In connection with the Kien Huat Note Exchange Agreement (as defined and discussed in Note H above), on December 28, 2017, the Company and Kien Huat further amended the 2015 Kien Huat Commitment Letter (the "2015 Kien Huat Commitment Amendment"). Pursuant to the 2015 Kien Huat Commitment Amendment, Kien Huat’s obligation to participate in, and backstop the Follow-On Rights Offering was terminated. Other than the termination of such follow-on standby purchase commitment, all other terms of the 2015 Kien Huat Commitment Letter remain unchanged.

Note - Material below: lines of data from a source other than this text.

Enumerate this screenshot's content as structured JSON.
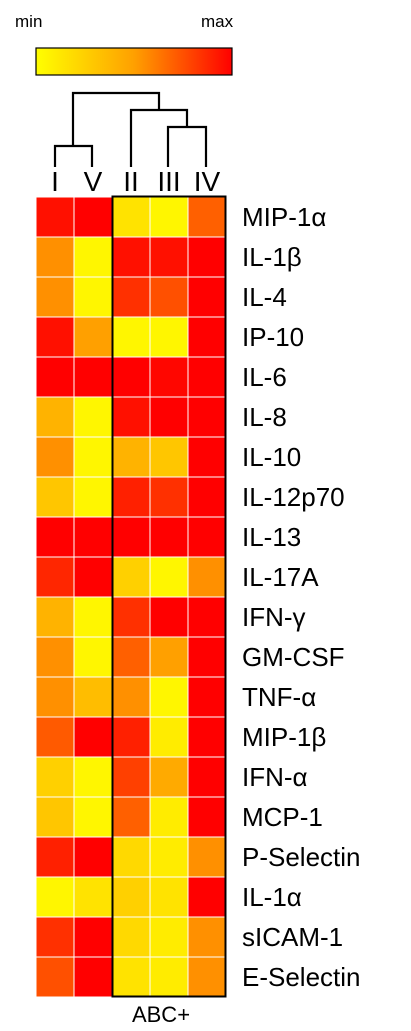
{
  "chart_data": {
    "type": "heatmap",
    "title": "",
    "color_scale": {
      "min_label": "min",
      "max_label": "max",
      "colors": [
        "#ffff00",
        "#ffa000",
        "#ff0000"
      ]
    },
    "columns": [
      "I",
      "V",
      "II",
      "III",
      "IV"
    ],
    "rows": [
      "MIP-1α",
      "IL-1β",
      "IL-4",
      "IP-10",
      "IL-6",
      "IL-8",
      "IL-10",
      "IL-12p70",
      "IL-13",
      "IL-17A",
      "IFN-γ",
      "GM-CSF",
      "TNF-α",
      "MIP-1β",
      "IFN-α",
      "MCP-1",
      "P-Selectin",
      "IL-1α",
      "sICAM-1",
      "E-Selectin"
    ],
    "values": [
      [
        0.95,
        1.0,
        0.15,
        0.05,
        0.7
      ],
      [
        0.55,
        0.05,
        0.95,
        0.95,
        1.0
      ],
      [
        0.55,
        0.05,
        0.85,
        0.75,
        1.0
      ],
      [
        0.95,
        0.5,
        0.05,
        0.05,
        1.0
      ],
      [
        1.0,
        1.0,
        1.0,
        0.98,
        1.0
      ],
      [
        0.4,
        0.05,
        0.95,
        1.0,
        1.0
      ],
      [
        0.55,
        0.05,
        0.4,
        0.3,
        1.0
      ],
      [
        0.3,
        0.05,
        0.9,
        0.85,
        1.0
      ],
      [
        1.0,
        1.0,
        1.0,
        1.0,
        1.0
      ],
      [
        0.88,
        1.0,
        0.25,
        0.05,
        0.55
      ],
      [
        0.4,
        0.05,
        0.85,
        1.0,
        1.0
      ],
      [
        0.55,
        0.05,
        0.7,
        0.5,
        1.0
      ],
      [
        0.55,
        0.35,
        0.55,
        0.05,
        1.0
      ],
      [
        0.72,
        1.0,
        0.9,
        0.1,
        1.0
      ],
      [
        0.25,
        0.05,
        0.8,
        0.45,
        1.0
      ],
      [
        0.3,
        0.05,
        0.7,
        0.1,
        1.0
      ],
      [
        0.9,
        1.0,
        0.2,
        0.1,
        0.55
      ],
      [
        0.05,
        0.15,
        0.25,
        0.15,
        1.0
      ],
      [
        0.85,
        1.0,
        0.2,
        0.1,
        0.55
      ],
      [
        0.75,
        1.0,
        0.15,
        0.1,
        0.55
      ]
    ],
    "group_box": {
      "label": "ABC+",
      "columns": [
        "II",
        "III",
        "IV"
      ]
    },
    "dendrogram": "(I,V),(II,(III,IV))"
  }
}
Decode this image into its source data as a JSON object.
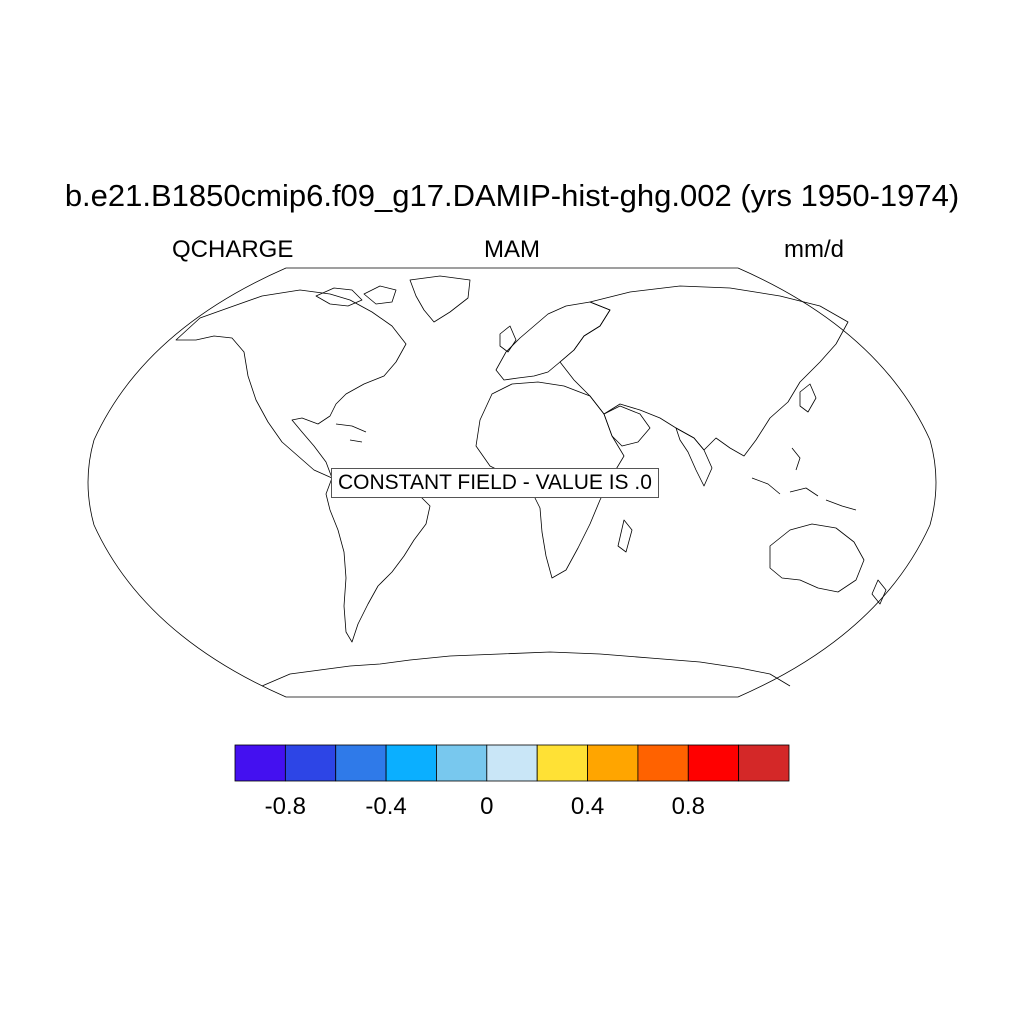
{
  "title": "b.e21.B1850cmip6.f09_g17.DAMIP-hist-ghg.002 (yrs 1950-1974)",
  "left_label": "QCHARGE",
  "center_label": "MAM",
  "right_label": "mm/d",
  "map_note": "CONSTANT FIELD - VALUE IS .0",
  "projection": "robinson",
  "colorbar": {
    "colors": [
      "#4410f0",
      "#2d45e6",
      "#2f7ae9",
      "#0bafff",
      "#78c8ee",
      "#c9e6f7",
      "#ffe135",
      "#ffa500",
      "#ff6200",
      "#ff0000",
      "#d42828"
    ],
    "boundaries": [
      -1.0,
      -0.8,
      -0.6,
      -0.4,
      -0.2,
      0,
      0.2,
      0.4,
      0.6,
      0.8,
      1.0
    ],
    "tick_labels": [
      "-0.8",
      "-0.4",
      "0",
      "0.4",
      "0.8"
    ],
    "tick_values": [
      -0.8,
      -0.4,
      0,
      0.4,
      0.8
    ]
  }
}
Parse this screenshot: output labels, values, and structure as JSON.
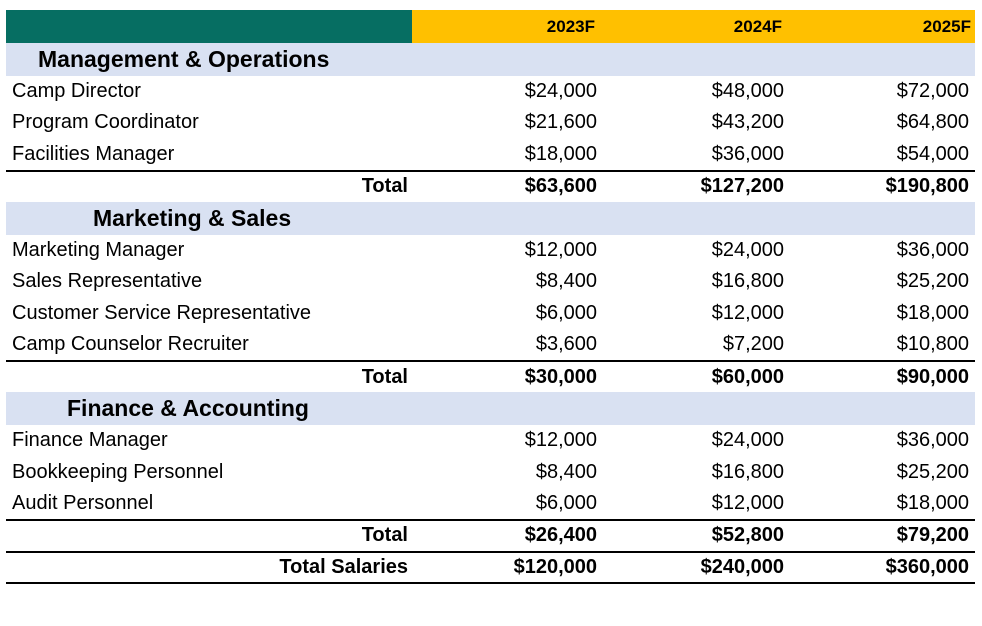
{
  "header": {
    "columns": [
      "2023F",
      "2024F",
      "2025F"
    ]
  },
  "sections": [
    {
      "title": "Management & Operations",
      "rows": [
        {
          "label": "Camp Director",
          "values": [
            "$24,000",
            "$48,000",
            "$72,000"
          ]
        },
        {
          "label": "Program Coordinator",
          "values": [
            "$21,600",
            "$43,200",
            "$64,800"
          ]
        },
        {
          "label": "Facilities Manager",
          "values": [
            "$18,000",
            "$36,000",
            "$54,000"
          ]
        }
      ],
      "total_label": "Total",
      "totals": [
        "$63,600",
        "$127,200",
        "$190,800"
      ]
    },
    {
      "title": "Marketing & Sales",
      "rows": [
        {
          "label": "Marketing Manager",
          "values": [
            "$12,000",
            "$24,000",
            "$36,000"
          ]
        },
        {
          "label": "Sales Representative",
          "values": [
            "$8,400",
            "$16,800",
            "$25,200"
          ]
        },
        {
          "label": "Customer Service Representative",
          "values": [
            "$6,000",
            "$12,000",
            "$18,000"
          ]
        },
        {
          "label": "Camp Counselor Recruiter",
          "values": [
            "$3,600",
            "$7,200",
            "$10,800"
          ]
        }
      ],
      "total_label": "Total",
      "totals": [
        "$30,000",
        "$60,000",
        "$90,000"
      ]
    },
    {
      "title": "Finance & Accounting",
      "rows": [
        {
          "label": "Finance Manager",
          "values": [
            "$12,000",
            "$24,000",
            "$36,000"
          ]
        },
        {
          "label": "Bookkeeping Personnel",
          "values": [
            "$8,400",
            "$16,800",
            "$25,200"
          ]
        },
        {
          "label": "Audit Personnel",
          "values": [
            "$6,000",
            "$12,000",
            "$18,000"
          ]
        }
      ],
      "total_label": "Total",
      "totals": [
        "$26,400",
        "$52,800",
        "$79,200"
      ]
    }
  ],
  "grand_total": {
    "label": "Total Salaries",
    "values": [
      "$120,000",
      "$240,000",
      "$360,000"
    ]
  },
  "colors": {
    "header_label_bg": "#066E62",
    "header_year_bg": "#FFC000",
    "section_bg": "#D9E1F2"
  }
}
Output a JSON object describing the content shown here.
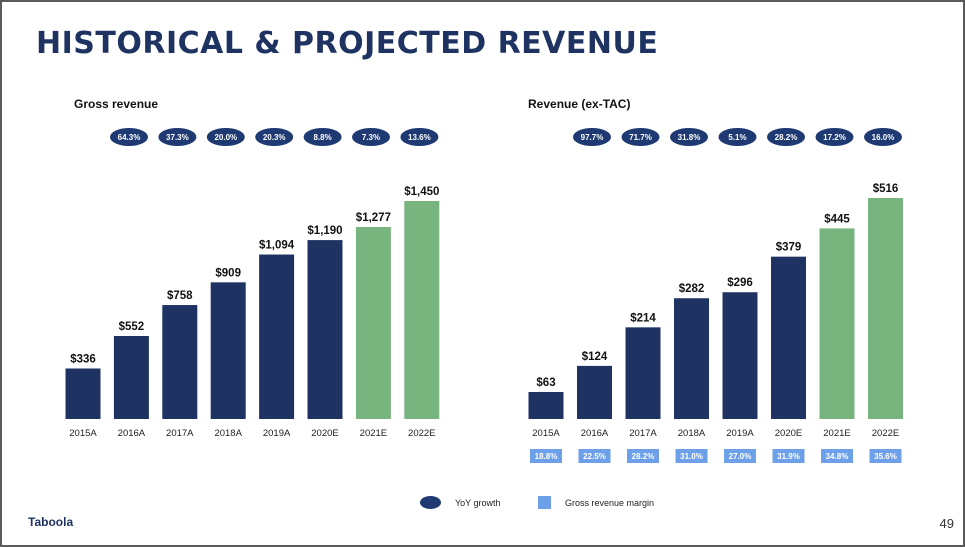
{
  "slide": {
    "title": "HISTORICAL & PROJECTED REVENUE",
    "page_number": "49",
    "logo_text": "Taboola"
  },
  "legend": {
    "yoy_label": "YoY growth",
    "margin_label": "Gross revenue margin"
  },
  "colors": {
    "historical": "#1f3362",
    "projected": "#78b57e",
    "badge": "#1f3a73",
    "margin": "#6ea0ea"
  },
  "chart_data": [
    {
      "type": "bar",
      "title": "Gross revenue",
      "categories": [
        "2015A",
        "2016A",
        "2017A",
        "2018A",
        "2019A",
        "2020E",
        "2021E",
        "2022E"
      ],
      "values": [
        336,
        552,
        758,
        909,
        1094,
        1190,
        1277,
        1450
      ],
      "value_labels": [
        "$336",
        "$552",
        "$758",
        "$909",
        "$1,094",
        "$1,190",
        "$1,277",
        "$1,450"
      ],
      "projected": [
        false,
        false,
        false,
        false,
        false,
        false,
        true,
        true
      ],
      "yoy_growth": [
        "64.3%",
        "37.3%",
        "20.0%",
        "20.3%",
        "8.8%",
        "7.3%",
        "13.6%"
      ],
      "ylim": [
        0,
        1450
      ]
    },
    {
      "type": "bar",
      "title": "Revenue (ex-TAC)",
      "categories": [
        "2015A",
        "2016A",
        "2017A",
        "2018A",
        "2019A",
        "2020E",
        "2021E",
        "2022E"
      ],
      "values": [
        63,
        124,
        214,
        282,
        296,
        379,
        445,
        516
      ],
      "value_labels": [
        "$63",
        "$124",
        "$214",
        "$282",
        "$296",
        "$379",
        "$445",
        "$516"
      ],
      "projected": [
        false,
        false,
        false,
        false,
        false,
        false,
        true,
        true
      ],
      "yoy_growth": [
        "97.7%",
        "71.7%",
        "31.8%",
        "5.1%",
        "28.2%",
        "17.2%",
        "16.0%"
      ],
      "gross_revenue_margin": [
        "18.8%",
        "22.5%",
        "28.2%",
        "31.0%",
        "27.0%",
        "31.9%",
        "34.8%",
        "35.6%"
      ],
      "ylim": [
        0,
        516
      ]
    }
  ]
}
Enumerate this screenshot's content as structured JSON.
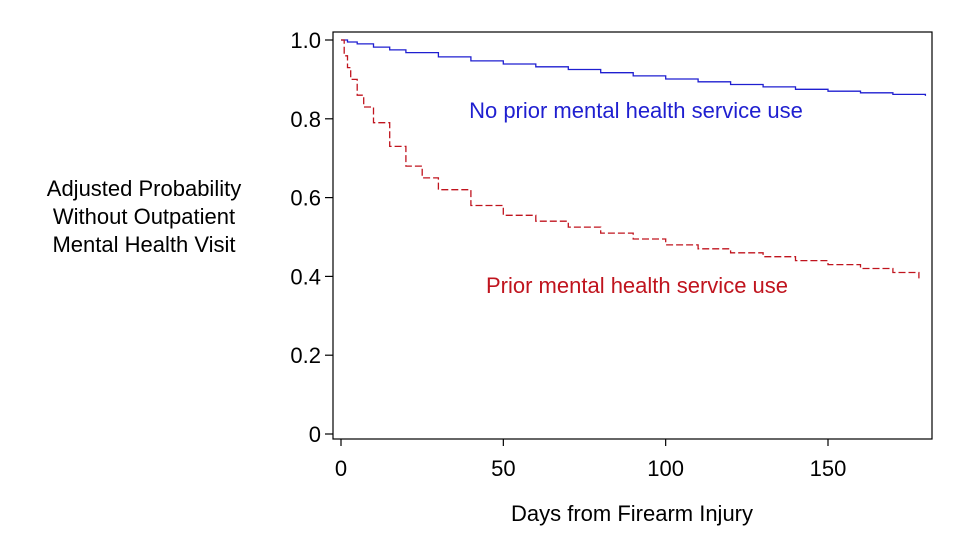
{
  "chart_data": {
    "type": "line",
    "title": "",
    "xlabel": "Days from Firearm Injury",
    "ylabel_lines": [
      "Adjusted Probability",
      "Without Outpatient",
      "Mental Health Visit"
    ],
    "xlim": [
      0,
      180
    ],
    "ylim": [
      0,
      1
    ],
    "x_ticks": [
      0,
      50,
      100,
      150
    ],
    "x_tick_labels": [
      "0",
      "50",
      "100",
      "150"
    ],
    "y_ticks": [
      0,
      0.2,
      0.4,
      0.6,
      0.8,
      1.0
    ],
    "y_tick_labels": [
      "0",
      "0.2",
      "0.4",
      "0.6",
      "0.8",
      "1.0"
    ],
    "grid": false,
    "legend": "none",
    "series": [
      {
        "name": "No prior mental health service use",
        "color": "#1f1fd0",
        "line_style": "solid",
        "step": true,
        "x": [
          0,
          2,
          5,
          10,
          15,
          20,
          30,
          40,
          50,
          60,
          70,
          80,
          90,
          100,
          110,
          120,
          130,
          140,
          150,
          160,
          170,
          180
        ],
        "y": [
          1.0,
          0.995,
          0.99,
          0.982,
          0.975,
          0.968,
          0.957,
          0.947,
          0.939,
          0.932,
          0.925,
          0.917,
          0.909,
          0.901,
          0.894,
          0.887,
          0.881,
          0.875,
          0.87,
          0.866,
          0.862,
          0.858
        ]
      },
      {
        "name": "Prior mental health service use",
        "color": "#c0141e",
        "line_style": "dashed",
        "step": true,
        "x": [
          0,
          1,
          2,
          3,
          5,
          7,
          10,
          15,
          20,
          25,
          30,
          40,
          50,
          60,
          70,
          80,
          90,
          100,
          110,
          120,
          130,
          140,
          150,
          160,
          170,
          178
        ],
        "y": [
          1.0,
          0.96,
          0.93,
          0.9,
          0.86,
          0.83,
          0.79,
          0.73,
          0.68,
          0.65,
          0.62,
          0.58,
          0.555,
          0.54,
          0.525,
          0.51,
          0.495,
          0.48,
          0.47,
          0.46,
          0.45,
          0.44,
          0.43,
          0.42,
          0.41,
          0.395
        ]
      }
    ],
    "annotations": [
      {
        "text": "No prior mental health service use",
        "series": 0,
        "color": "#1f1fd0"
      },
      {
        "text": "Prior mental health service use",
        "series": 1,
        "color": "#c0141e"
      }
    ]
  }
}
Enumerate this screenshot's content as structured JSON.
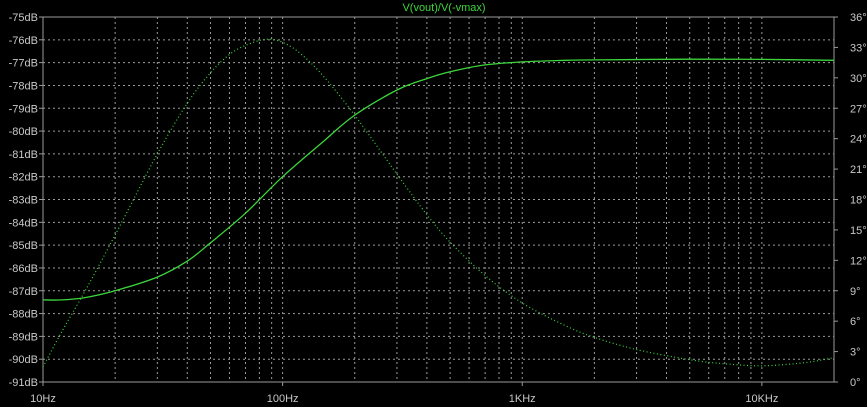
{
  "chart_data": {
    "type": "line",
    "title": "V(vout)/V(-vmax)",
    "x_scale": "log",
    "xlim": [
      "10Hz",
      "20KHz"
    ],
    "x_ticks": [
      {
        "value": 10,
        "label": "10Hz"
      },
      {
        "value": 100,
        "label": "100Hz"
      },
      {
        "value": 1000,
        "label": "1KHz"
      },
      {
        "value": 10000,
        "label": "10KHz"
      }
    ],
    "y_left": {
      "unit": "dB",
      "ylim": [
        -91,
        -75
      ],
      "tick_labels": [
        "-75dB",
        "-76dB",
        "-77dB",
        "-78dB",
        "-79dB",
        "-80dB",
        "-81dB",
        "-82dB",
        "-83dB",
        "-84dB",
        "-85dB",
        "-86dB",
        "-87dB",
        "-88dB",
        "-89dB",
        "-90dB",
        "-91dB"
      ]
    },
    "y_right": {
      "unit": "°",
      "ylim": [
        0,
        36
      ],
      "tick_labels": [
        "36°",
        "33°",
        "30°",
        "27°",
        "24°",
        "21°",
        "18°",
        "15°",
        "12°",
        "9°",
        "6°",
        "3°",
        "0°"
      ]
    },
    "grid": true,
    "series": [
      {
        "axis": "left",
        "style": "solid",
        "points": [
          [
            10,
            -87.4
          ],
          [
            12,
            -87.4
          ],
          [
            15,
            -87.3
          ],
          [
            20,
            -87.0
          ],
          [
            30,
            -86.4
          ],
          [
            40,
            -85.7
          ],
          [
            50,
            -84.9
          ],
          [
            70,
            -83.6
          ],
          [
            100,
            -82.0
          ],
          [
            150,
            -80.4
          ],
          [
            200,
            -79.3
          ],
          [
            300,
            -78.2
          ],
          [
            400,
            -77.7
          ],
          [
            500,
            -77.4
          ],
          [
            700,
            -77.1
          ],
          [
            1000,
            -76.97
          ],
          [
            1500,
            -76.9
          ],
          [
            2000,
            -76.88
          ],
          [
            5000,
            -76.85
          ],
          [
            10000,
            -76.86
          ],
          [
            20000,
            -76.9
          ]
        ]
      },
      {
        "axis": "right",
        "style": "dotted",
        "points": [
          [
            10,
            1.5
          ],
          [
            12,
            5.0
          ],
          [
            15,
            9.0
          ],
          [
            20,
            14.5
          ],
          [
            30,
            22.5
          ],
          [
            40,
            27.5
          ],
          [
            50,
            30.5
          ],
          [
            60,
            32.3
          ],
          [
            70,
            33.2
          ],
          [
            85,
            33.8
          ],
          [
            100,
            33.5
          ],
          [
            120,
            32.3
          ],
          [
            150,
            30.0
          ],
          [
            200,
            26.3
          ],
          [
            300,
            20.5
          ],
          [
            400,
            16.5
          ],
          [
            500,
            13.8
          ],
          [
            700,
            10.5
          ],
          [
            1000,
            7.8
          ],
          [
            1500,
            5.6
          ],
          [
            2000,
            4.4
          ],
          [
            3000,
            3.2
          ],
          [
            5000,
            2.2
          ],
          [
            7000,
            1.8
          ],
          [
            10000,
            1.6
          ],
          [
            15000,
            1.9
          ],
          [
            20000,
            2.4
          ]
        ]
      }
    ]
  },
  "colors": {
    "background": "#000000",
    "grid": "#9a9a9a",
    "axis_text": "#c8c8c8",
    "title": "#3cd63c",
    "trace": "#3cd63c"
  }
}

Kien Huat Investment Agreement

On August 19, 2009, the Company entered into the 2009 Investment Agreement with Kien Huat, pursuant to which we issued 6,901,208 shares of common stock, representing just under 50% of our voting power at the time. Under the terms of the 2009 Investment Agreement, Kien Huat is entitled to recommend three directors whom we are required to cause to be elected or appointed to our Board, subject to the satisfaction of all legal and governance requirements regarding service as a member of our Board and to the reasonable approval of the Governance Committee of the Board of Directors. In 2017, Kien Huat recommended Messrs. Pearlman, Eller and Lim for appointment to the Board of Directors pursuant to the 2009 Investment Agreement. Kien Huat will continue to be entitled to recommend three nominees for directors for so long as it owns at least 24% of our voting power outstanding at such time, after which the number of directors whom Kien Huat will be entitled to designate for election or appointment to the Board of Directors will be reduced proportionally to Kien Huat’s percentage of ownership. Under the 2009 Investment Agreement, for so long as Kien Huat is entitled to designate nominees for directors to the Board, among other things, Kien Huat will have the right to nominate one of its nominees elected to serve as a director to serve as the Chairman of the Board, and Mr. Pearlman has been appointed to serve as Executive Chairman of the Board pursuant to Kien Huat’s recommendation. Until such time as Kien Huat ceases to own capital stock with at least 30% of our voting power outstanding at such time, the Board of Directors will be prohibited under the terms of the 2009 Investment Agreement from taking certain actions relating to fundamental transactions involving us and our subsidiaries and certain other matters without the affirmative vote of the directors nominated by Kien Huat.

Registration Rights

Pursuant to the terms of the 2009 Investment Agreement, on August 19, 2009, the Company entered into a Registration Rights Agreement with the Kien Huat (the “Registration Rights Agreement”). The Registration Rights Agreement provides, among other things, that Kien Huat may require that the Company file one or more “resale” registration statements, registering under the Securities Act of 1933, as amended, the offer and sale of all of the common stock issued or to be issued to Kien Huat pursuant to the 2009 Investment Agreement as well as any shares acquired by way of a share dividend or share split or in connection with a combination of such shares, recapitalization, merger, consolidation or other reorganization with respect to such shares. In addition, pursuant to the 2015 Kien Huat Commitment Letter, the Company agreed to register for resale all of the shares of common stock held by Kien Huat. On February 23, 2016, the Company filed a registration statement on Form S-3 (No. 333-309662) (the "Resale Registration Statement") registering for resale all of the shares of common stock held by Kien Huat. On August 7, 2018, the Company filed a Request to Withdraw the Resale Registration Statement. No securities were sold under the Resale Registration Statement.